Revaloriser les métiers IT

Ce constat est doublement préjudiciable. Pour les agents eux-mêmes, car ils ont du mal, dans de nombreux contextes, à diversifier leurs expériences professionnelles en s’ouvrant à d’autres environnements et à des expertises nouvelles. Pour les ministères ensuite, car ces cloisons administratives freinent les possibilités de partage d’expérience et de mutualisation. Ainsi, au vu de ces contraintes, il est parfois tentant, pour un ministère, de s’appuyer sur un prestataire plutôt que sur l’expertise d’un agent issu d’une autre administration, qui pourtant partage le même système de valeurs. Au final, l’État encourt le risque d’externaliser certaines expertises gages de la maîtrise de son système d’information.

Une mobilité interministérielle

Comment le nouveau corps à vocation interministérielle lèvera ces difficultés ?

En proposant des opportunités de carrières diversifiées, grâce à l’accroissement du nombre de postes disponibles puisque plusieurs administrations l’ont déjà choisi pour gérer tout ou partie de leur personnel SIC. A ce jour, les services du Premier ministre, les ministères de l’Intérieur des Finances, de la Justice, des Affaires sociales, de l’Écologie, du développement durable et de l’énergie ont signifié leur souhait d’utiliser ce corps.

Prenons l’exemple d’un ingénieur système aguerri dans ses fonctions. Il pourrait plus facilement accéder à des responsabilités de chef de projet technique ou d’architecte, postes relativement rares dans une seule administration. Bien entendu, l’agent en question sera formé en conséquence, conformément au nouveau décret qui inclut une obligation de formation au minimum tous les trois ans  et à chaque changement de poste.

Une porte sur les nouveaux métiers

Cet accroissement des opportunités de carrière élargit aussi l’accès aux nouveaux métiers de l’informatique.

L’État aura toujours besoin des fonctions traditionnelles de l’IT (ingénieurs systèmes et réseaux, urbanistes, chefs de projet ou responsables de la sécurité…). Ces métiers sont vitaux pour construire le SI de demain et assurer la qualité de service attendue des agents et des usagers.

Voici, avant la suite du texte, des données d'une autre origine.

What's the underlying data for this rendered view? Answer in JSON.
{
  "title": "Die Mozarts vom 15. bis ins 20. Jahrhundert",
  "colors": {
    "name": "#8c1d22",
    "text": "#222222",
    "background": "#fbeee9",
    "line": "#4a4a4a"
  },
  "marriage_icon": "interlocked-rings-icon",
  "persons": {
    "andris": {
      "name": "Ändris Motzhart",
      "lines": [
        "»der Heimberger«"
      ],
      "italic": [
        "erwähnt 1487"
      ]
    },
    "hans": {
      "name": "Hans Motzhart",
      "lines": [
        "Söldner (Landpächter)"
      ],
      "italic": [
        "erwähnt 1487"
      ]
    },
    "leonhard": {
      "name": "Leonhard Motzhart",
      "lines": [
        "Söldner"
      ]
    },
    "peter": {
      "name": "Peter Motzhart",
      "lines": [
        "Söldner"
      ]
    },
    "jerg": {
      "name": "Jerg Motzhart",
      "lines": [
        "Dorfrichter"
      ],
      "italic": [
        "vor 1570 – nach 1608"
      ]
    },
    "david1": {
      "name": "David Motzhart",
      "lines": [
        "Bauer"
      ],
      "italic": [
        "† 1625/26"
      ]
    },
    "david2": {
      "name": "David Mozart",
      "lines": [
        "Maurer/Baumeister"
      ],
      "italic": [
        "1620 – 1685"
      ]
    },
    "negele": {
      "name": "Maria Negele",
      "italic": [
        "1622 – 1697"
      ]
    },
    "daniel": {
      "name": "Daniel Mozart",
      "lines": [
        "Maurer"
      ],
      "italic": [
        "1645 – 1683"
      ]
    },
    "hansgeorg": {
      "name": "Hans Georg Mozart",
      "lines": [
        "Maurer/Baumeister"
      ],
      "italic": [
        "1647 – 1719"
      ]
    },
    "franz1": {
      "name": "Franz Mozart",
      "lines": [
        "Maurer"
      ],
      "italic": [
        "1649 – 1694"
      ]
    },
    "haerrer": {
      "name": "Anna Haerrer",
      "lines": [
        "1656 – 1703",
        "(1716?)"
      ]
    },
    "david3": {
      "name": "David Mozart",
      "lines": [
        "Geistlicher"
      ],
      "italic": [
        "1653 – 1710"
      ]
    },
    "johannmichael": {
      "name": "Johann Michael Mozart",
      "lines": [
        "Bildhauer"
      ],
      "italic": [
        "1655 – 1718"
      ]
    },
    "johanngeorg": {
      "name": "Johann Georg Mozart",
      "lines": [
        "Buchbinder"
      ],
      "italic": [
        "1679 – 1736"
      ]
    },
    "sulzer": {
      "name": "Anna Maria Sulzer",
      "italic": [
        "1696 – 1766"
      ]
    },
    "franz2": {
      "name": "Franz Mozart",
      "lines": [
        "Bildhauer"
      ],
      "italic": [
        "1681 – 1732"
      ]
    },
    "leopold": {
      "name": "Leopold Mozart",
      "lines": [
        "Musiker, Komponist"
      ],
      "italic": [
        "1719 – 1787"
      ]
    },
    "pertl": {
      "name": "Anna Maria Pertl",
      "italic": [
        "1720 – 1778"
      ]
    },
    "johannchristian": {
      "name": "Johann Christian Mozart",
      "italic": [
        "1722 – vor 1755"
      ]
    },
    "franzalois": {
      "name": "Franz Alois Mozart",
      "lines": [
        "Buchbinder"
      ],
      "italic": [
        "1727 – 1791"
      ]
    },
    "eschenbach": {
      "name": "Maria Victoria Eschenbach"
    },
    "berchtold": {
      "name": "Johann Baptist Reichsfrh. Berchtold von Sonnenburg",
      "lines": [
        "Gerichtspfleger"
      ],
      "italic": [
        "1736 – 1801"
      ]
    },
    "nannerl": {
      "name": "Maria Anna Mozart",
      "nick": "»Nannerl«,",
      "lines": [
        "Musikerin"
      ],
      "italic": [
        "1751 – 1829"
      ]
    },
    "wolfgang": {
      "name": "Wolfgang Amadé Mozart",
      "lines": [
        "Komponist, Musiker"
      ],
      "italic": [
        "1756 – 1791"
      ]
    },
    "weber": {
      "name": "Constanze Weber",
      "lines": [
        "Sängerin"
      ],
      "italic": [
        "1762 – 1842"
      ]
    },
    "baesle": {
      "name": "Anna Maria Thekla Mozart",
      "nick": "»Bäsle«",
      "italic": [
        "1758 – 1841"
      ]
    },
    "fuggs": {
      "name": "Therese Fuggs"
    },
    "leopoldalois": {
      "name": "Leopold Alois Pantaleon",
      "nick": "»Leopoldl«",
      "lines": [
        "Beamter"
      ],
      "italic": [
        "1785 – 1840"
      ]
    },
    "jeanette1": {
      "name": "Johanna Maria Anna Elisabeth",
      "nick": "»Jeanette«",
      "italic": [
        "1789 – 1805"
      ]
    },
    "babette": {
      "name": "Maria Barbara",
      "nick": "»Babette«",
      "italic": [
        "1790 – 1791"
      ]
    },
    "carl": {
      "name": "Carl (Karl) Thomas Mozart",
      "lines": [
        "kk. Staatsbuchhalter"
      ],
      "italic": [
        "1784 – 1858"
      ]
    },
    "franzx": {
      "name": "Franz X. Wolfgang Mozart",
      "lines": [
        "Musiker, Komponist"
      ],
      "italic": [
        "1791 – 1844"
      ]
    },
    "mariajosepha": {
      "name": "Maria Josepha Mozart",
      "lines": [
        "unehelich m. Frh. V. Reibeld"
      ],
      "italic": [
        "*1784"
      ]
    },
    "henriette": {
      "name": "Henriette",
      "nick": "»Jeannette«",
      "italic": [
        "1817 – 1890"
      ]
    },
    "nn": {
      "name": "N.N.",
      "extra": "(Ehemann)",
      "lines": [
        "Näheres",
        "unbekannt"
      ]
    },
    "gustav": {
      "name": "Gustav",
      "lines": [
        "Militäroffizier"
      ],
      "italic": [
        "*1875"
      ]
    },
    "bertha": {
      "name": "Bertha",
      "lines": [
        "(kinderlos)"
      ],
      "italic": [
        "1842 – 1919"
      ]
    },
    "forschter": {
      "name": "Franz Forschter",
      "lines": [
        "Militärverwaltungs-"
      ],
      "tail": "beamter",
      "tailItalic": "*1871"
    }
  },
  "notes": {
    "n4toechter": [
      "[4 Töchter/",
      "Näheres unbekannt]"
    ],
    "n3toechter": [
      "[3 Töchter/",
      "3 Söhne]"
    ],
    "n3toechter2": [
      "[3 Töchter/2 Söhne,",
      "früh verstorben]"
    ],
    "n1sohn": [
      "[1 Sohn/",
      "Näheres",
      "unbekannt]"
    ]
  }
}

Mais, il recherche aussi des compétences récentes pour opérer sa transformation numérique : gestion et analyse de la donnée, Cloud, applications mobiles, développements agiles ou encore direction de projets interministériels et accompagnement des politiques publiques.

Des opportunités de carrières diversifiées

Intégrés à ce corps revalorisé, les ingénieurs SIC suivront des trajectoires professionnelles marquées par la diversité. Diversité des métiers, on vient de le voir. Diversité des administrations d’accueil, dont l’étendue promet une mobilité géographique (territoire Charlotte Cadormétropolitain et ultramarin). Diversité enfin des missions puisque les projets informatiques de l’État touchent aussi bien à la modernisation de son système d’information qu’aux enjeux de l’administration électronique, c’est-à-dire à la fourniture de service public innovants aux usagers.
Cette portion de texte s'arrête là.